Here are some of the issues raised by viewers during the Zoom session and wisdom shared by the panel.

What causes sibling rivalry?

The Lims, whose four adopted children are all in primary school, put the cause of sibling rivalry down to both nature and nurture.

Like many siblings, the Lim children are different in personality and they tend to interact better with the sibling with whom they share more in common.

Casting children in set roles can contribute to sibling rivalry too.

Said Dickson: “Different ones will have different types of chemistry. We have two foodies out of the four. They relate very well over food and they also share well. When you bring the other two, it sometimes disrupts the chemistry.

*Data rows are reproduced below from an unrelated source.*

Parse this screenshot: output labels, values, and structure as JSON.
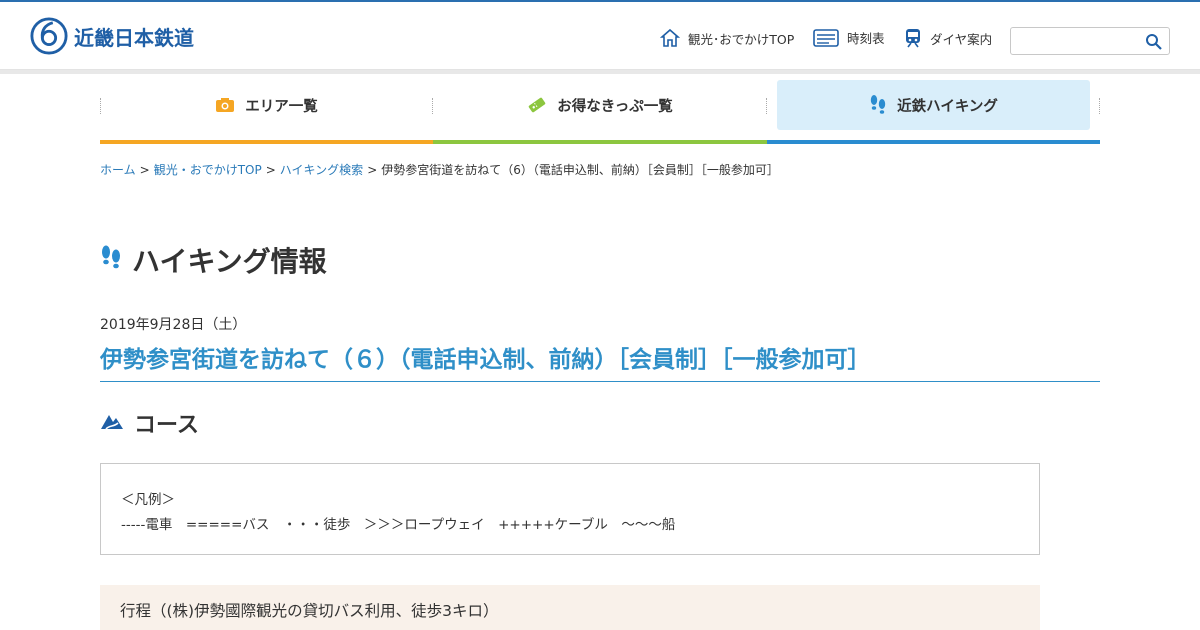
{
  "brand": {
    "name": "近畿日本鉄道",
    "color": "#1f5fa6"
  },
  "utility": [
    {
      "label": "観光･おでかけTOP",
      "icon": "home-icon"
    },
    {
      "label": "時刻表",
      "icon": "timetable-icon"
    },
    {
      "label": "ダイヤ案内",
      "icon": "train-icon"
    }
  ],
  "search": {
    "placeholder": "",
    "value": "",
    "icon": "search-icon"
  },
  "nav": [
    {
      "label": "エリア一覧",
      "icon": "camera-icon",
      "color": "#f5a623"
    },
    {
      "label": "お得なきっぷ一覧",
      "icon": "ticket-icon",
      "color": "#8cc63f"
    },
    {
      "label": "近鉄ハイキング",
      "icon": "footprints-icon",
      "color": "#2a8cd0",
      "active": true
    }
  ],
  "breadcrumb": {
    "home": "ホーム",
    "sightseeing": "観光・おでかけTOP",
    "hiking_search": "ハイキング検索",
    "current": "伊勢参宮街道を訪ねて（6）（電話申込制、前納）［会員制］［一般参加可］",
    "separator": ">"
  },
  "page": {
    "heading": "ハイキング情報",
    "date": "2019年9月28日（土）",
    "title": "伊勢参宮街道を訪ねて（６）（電話申込制、前納）［会員制］［一般参加可］",
    "accent": "#2f8fc8"
  },
  "course": {
    "heading": "コース",
    "legend_title": "＜凡例＞",
    "legend_items": "-----電車　=====バス　・・・徒歩　＞＞＞ロープウェイ　+++++ケーブル　〜〜〜船"
  },
  "route": {
    "title": "行程（(株)伊勢國際観光の貸切バス利用、徒歩3キロ）",
    "background": "#f9f1ea"
  }
}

“The other two non-foodies are more introverted. Therefore, they prefer not to be disrupted. When the other two very sociable creatures come into their space, they tense up. That is the nature part.”

The Lims believe raising the children to learn to get along with differences as they  “live as a family” is important. That is the nurture component that can stave off sibling rivalry.

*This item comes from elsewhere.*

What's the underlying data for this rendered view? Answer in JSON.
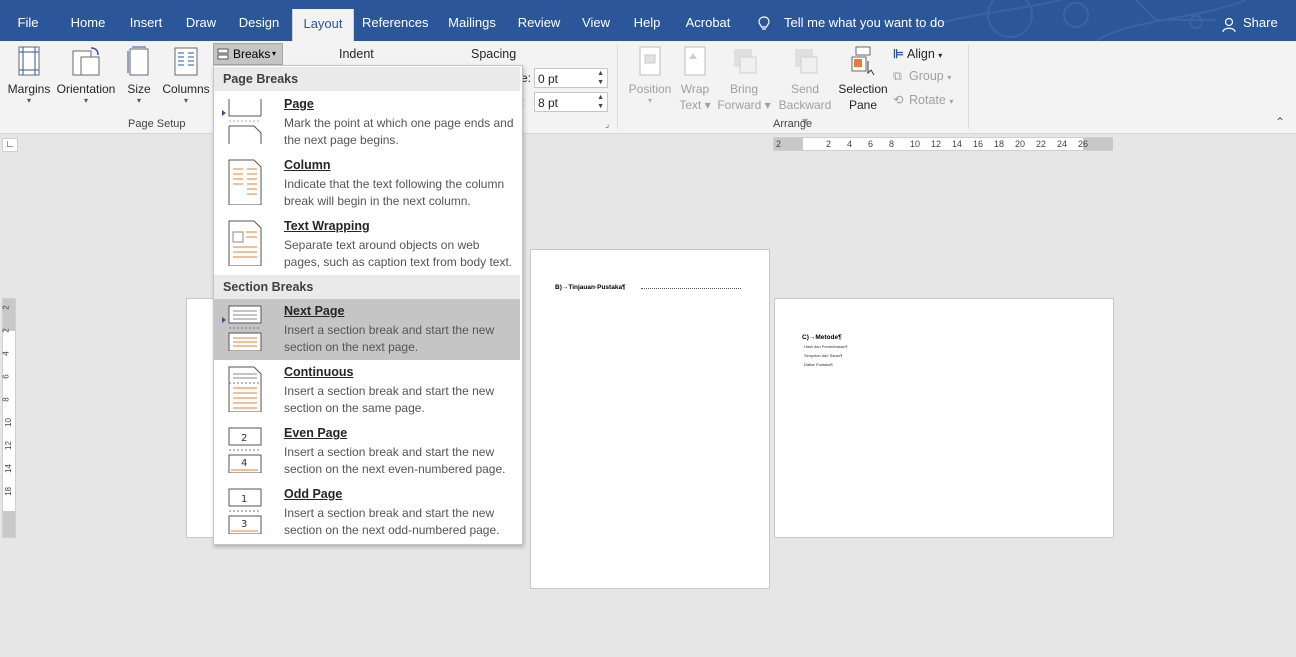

Dickson and Allison Lim with their four children. They balance communal living with individual space to manage sibling rivalry. Photo courtesy of the Lim family.

Another aspect of nurture is relating to the children according to their different love languages and teaching them to do likewise. Allison said that this helps the children to “take a step back” and see beyond themselves to be empathetic of others.

Something else that can unwittingly contribute to sibling rivalry is casting children in set roles.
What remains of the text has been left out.